In one of his movies, filmmaker Woody Allen portrays an egotistical writer whose friend accuses him of trying to be like God. “Well,” says Woody’s character, “I have to model my life on somebody!” Allen’s humor has always struck me as an unintended commentary on the Christian life. Far from being an exercise in arrogance, striving to “be perfect, just as your heavenly Father is perfect,” is our way to salvation.
Without the grace we’re offered in Jesus Christ, of course, that task is impossible. But if we respond to the challenging commands of the Lord in today’s Gospel, we are certainly assured of God’s help to live them out.
by Father Dan Kroger, OFM
• Does the first reading from the book of Leviticus (19:1-2, 17-18) give you a good reason to obey the law of God?
“You shall love your neighbor as yourself.” Sometimes this is called the “Golden Rule” because a similar rule is found in many places and cultures around the world. Do you use this rule in your school, business or home?
• In the second reading (1Cor 3:16-23), St. Paul says that we are temples of God because God dwells in each of us. What does that mean in our relations with others?
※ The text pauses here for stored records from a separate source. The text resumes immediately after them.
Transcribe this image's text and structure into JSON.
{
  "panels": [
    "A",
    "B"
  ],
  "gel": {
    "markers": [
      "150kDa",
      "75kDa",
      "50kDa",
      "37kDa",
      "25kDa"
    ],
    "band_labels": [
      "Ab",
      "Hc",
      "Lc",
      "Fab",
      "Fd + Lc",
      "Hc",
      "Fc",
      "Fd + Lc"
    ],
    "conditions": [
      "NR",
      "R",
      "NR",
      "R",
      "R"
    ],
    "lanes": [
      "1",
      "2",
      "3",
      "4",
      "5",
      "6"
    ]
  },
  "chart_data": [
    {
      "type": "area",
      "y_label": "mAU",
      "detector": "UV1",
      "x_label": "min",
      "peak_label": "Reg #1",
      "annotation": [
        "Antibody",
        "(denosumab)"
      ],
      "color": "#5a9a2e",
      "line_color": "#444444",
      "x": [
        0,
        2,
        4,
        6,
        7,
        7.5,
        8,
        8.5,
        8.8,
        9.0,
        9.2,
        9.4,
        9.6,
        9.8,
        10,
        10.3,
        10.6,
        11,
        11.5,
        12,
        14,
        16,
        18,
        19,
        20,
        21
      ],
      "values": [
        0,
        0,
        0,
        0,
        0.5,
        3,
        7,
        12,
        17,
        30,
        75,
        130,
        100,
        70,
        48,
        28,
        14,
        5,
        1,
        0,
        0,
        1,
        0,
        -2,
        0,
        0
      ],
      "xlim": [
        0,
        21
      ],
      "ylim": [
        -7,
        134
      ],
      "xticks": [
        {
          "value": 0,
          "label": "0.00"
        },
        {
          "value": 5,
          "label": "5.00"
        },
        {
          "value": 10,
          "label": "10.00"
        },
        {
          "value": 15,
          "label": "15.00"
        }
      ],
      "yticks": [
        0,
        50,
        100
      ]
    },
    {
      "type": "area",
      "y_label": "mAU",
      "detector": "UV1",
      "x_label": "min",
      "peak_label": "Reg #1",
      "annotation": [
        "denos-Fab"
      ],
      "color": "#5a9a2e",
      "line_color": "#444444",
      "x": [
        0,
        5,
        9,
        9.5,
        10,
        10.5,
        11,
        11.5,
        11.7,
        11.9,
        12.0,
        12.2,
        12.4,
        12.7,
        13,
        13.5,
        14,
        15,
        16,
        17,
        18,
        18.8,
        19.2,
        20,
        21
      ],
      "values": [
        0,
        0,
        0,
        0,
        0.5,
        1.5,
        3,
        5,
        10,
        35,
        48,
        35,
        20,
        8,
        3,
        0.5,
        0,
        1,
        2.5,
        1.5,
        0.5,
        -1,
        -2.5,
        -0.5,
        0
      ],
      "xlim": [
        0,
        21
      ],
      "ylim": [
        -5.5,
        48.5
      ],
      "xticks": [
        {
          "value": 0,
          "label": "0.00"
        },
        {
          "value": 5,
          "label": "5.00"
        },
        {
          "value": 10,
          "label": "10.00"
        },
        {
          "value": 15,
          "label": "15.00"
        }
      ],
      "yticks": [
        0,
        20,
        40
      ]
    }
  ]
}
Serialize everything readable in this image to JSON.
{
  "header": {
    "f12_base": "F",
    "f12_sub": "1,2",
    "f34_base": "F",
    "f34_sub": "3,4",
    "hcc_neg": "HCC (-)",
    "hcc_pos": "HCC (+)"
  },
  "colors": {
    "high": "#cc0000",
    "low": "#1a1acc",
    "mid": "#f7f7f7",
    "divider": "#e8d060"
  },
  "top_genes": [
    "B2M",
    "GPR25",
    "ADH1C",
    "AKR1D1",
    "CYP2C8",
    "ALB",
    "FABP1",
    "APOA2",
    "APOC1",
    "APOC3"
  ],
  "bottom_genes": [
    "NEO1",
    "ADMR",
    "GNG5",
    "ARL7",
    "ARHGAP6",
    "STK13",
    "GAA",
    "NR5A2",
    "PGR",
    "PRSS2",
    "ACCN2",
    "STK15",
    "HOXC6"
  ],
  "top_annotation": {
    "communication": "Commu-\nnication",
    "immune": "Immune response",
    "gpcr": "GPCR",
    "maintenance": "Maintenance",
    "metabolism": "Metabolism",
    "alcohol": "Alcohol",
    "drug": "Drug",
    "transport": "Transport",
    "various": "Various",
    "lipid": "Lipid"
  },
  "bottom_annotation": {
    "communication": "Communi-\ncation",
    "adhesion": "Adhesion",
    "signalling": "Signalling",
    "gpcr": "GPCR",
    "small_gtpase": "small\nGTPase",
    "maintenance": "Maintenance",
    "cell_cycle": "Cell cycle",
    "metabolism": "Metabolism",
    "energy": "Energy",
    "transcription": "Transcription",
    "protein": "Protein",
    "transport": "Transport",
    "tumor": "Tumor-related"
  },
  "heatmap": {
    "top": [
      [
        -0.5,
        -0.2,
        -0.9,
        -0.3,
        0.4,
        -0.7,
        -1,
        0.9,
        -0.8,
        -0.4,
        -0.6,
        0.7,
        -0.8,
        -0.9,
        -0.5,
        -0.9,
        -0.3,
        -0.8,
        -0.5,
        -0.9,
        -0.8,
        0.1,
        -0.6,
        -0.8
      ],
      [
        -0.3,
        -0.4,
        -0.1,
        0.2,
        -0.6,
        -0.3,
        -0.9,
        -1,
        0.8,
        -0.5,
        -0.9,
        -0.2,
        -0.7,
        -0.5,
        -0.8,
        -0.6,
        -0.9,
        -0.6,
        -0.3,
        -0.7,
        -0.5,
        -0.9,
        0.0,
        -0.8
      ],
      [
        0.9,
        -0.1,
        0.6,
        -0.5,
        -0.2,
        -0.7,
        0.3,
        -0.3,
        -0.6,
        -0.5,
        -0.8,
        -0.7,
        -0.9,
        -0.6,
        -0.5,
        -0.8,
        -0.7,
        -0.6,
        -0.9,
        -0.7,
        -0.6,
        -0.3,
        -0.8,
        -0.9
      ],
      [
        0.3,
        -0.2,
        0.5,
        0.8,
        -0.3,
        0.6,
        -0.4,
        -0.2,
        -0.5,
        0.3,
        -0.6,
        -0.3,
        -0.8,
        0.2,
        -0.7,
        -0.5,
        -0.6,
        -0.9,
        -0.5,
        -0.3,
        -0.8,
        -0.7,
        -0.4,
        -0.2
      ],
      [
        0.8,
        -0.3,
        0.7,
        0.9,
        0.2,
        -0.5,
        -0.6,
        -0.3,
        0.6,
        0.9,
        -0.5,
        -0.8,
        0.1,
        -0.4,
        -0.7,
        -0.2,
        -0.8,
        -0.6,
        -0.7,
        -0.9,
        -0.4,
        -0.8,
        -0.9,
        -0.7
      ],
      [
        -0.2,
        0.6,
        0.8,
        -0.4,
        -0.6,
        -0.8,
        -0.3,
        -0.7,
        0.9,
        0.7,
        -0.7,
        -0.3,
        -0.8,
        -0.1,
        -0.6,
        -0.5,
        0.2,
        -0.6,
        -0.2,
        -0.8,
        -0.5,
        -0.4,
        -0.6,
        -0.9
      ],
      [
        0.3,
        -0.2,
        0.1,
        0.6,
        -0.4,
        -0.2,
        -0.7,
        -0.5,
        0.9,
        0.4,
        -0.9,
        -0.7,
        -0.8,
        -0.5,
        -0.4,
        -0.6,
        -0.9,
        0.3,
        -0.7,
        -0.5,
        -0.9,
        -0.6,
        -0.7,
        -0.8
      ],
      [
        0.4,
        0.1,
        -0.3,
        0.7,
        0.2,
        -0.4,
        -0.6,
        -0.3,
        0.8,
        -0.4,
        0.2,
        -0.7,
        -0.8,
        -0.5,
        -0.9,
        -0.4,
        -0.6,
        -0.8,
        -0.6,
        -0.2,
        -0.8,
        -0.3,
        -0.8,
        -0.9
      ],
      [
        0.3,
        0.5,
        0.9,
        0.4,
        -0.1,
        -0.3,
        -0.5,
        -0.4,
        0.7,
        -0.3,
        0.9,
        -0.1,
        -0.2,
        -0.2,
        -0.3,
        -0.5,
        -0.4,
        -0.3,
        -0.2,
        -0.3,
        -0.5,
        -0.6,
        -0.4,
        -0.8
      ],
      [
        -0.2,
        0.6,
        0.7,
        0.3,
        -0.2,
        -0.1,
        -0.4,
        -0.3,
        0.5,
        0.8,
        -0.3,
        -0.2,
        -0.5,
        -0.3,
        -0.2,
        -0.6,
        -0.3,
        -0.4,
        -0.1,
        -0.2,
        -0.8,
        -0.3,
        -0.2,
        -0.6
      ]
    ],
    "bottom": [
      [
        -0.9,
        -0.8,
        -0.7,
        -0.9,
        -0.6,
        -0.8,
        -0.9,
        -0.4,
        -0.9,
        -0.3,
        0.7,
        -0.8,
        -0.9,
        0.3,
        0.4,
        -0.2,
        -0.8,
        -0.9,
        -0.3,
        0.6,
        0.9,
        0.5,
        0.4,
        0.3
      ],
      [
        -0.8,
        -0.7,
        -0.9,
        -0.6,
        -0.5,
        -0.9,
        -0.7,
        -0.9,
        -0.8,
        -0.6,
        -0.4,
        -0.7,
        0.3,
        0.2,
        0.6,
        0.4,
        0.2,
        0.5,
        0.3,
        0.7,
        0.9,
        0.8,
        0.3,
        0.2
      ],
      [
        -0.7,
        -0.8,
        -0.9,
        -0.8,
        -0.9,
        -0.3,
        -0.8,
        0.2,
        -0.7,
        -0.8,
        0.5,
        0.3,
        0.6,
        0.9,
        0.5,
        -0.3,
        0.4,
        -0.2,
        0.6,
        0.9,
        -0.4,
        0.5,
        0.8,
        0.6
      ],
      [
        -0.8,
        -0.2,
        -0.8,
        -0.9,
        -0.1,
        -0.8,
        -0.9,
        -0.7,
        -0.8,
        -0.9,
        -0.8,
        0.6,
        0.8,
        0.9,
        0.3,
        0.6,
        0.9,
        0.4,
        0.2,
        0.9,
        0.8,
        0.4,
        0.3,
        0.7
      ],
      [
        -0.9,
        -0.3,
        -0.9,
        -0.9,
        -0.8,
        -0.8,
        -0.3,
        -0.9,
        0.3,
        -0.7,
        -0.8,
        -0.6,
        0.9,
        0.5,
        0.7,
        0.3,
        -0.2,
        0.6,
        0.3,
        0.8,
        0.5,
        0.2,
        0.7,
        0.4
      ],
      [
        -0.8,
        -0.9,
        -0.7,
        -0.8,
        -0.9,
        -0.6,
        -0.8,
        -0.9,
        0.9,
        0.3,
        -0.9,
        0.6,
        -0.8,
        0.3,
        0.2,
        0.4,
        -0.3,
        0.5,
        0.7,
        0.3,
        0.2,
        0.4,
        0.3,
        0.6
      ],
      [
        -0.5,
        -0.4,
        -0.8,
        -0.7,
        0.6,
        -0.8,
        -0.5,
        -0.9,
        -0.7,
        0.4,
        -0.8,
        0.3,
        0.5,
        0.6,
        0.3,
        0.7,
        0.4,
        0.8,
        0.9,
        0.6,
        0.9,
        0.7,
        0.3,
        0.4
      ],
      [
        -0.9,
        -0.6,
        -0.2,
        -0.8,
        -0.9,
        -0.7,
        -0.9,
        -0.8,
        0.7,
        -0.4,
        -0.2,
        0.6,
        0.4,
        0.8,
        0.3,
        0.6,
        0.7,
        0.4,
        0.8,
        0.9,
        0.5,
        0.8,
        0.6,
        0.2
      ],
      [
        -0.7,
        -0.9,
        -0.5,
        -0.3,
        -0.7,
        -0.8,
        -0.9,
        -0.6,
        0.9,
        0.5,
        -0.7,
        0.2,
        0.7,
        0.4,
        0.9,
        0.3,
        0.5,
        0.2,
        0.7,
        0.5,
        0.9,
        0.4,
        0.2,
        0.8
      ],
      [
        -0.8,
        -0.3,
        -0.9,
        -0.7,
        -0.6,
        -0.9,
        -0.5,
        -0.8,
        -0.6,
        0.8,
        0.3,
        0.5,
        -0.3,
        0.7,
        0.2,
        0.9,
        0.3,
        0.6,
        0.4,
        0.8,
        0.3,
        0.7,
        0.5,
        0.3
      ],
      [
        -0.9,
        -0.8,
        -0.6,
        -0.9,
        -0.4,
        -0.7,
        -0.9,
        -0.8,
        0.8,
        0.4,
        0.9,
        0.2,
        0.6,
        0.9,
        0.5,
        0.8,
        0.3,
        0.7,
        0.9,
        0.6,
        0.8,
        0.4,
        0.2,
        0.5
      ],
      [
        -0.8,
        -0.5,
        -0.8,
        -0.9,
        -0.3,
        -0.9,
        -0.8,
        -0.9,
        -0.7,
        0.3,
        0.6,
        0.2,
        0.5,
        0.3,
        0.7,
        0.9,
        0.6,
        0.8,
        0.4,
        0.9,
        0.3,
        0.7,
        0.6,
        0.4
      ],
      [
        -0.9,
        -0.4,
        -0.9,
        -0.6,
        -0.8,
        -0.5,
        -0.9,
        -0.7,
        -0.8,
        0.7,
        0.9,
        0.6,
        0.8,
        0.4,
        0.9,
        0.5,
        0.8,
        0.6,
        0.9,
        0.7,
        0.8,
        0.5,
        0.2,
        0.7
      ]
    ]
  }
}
St. Paul also urges everyone to remember that we all belong to Christ and Christ to God. He is trying to get the people in Corinth to forget their differences and to respect others. Is that a good idea for today? Why or why not?
• What does Jesus say about the principle “an eye for an eye and a tooth for a tooth?” That is a part of the Jewish law. Does Jesus think that is enough?
Jesus teaches that we must love our enemies. Do we do that? It seems we must also love those who seem to be wrong or we find to be disagreeable or disgusting. Can you think of anyone who is like that?
by Susan Hines-Brigger
• The Gospel says that if someone asks you to go one mile, you should go for two. Go to a local park--or even just your neighborhood and take a walk. Try to walk as far as you can--maybe even a mile or two.
• Each of us has people who we don't get along with. Make an extra effort this week to be nice to someone you don't normally interact with much.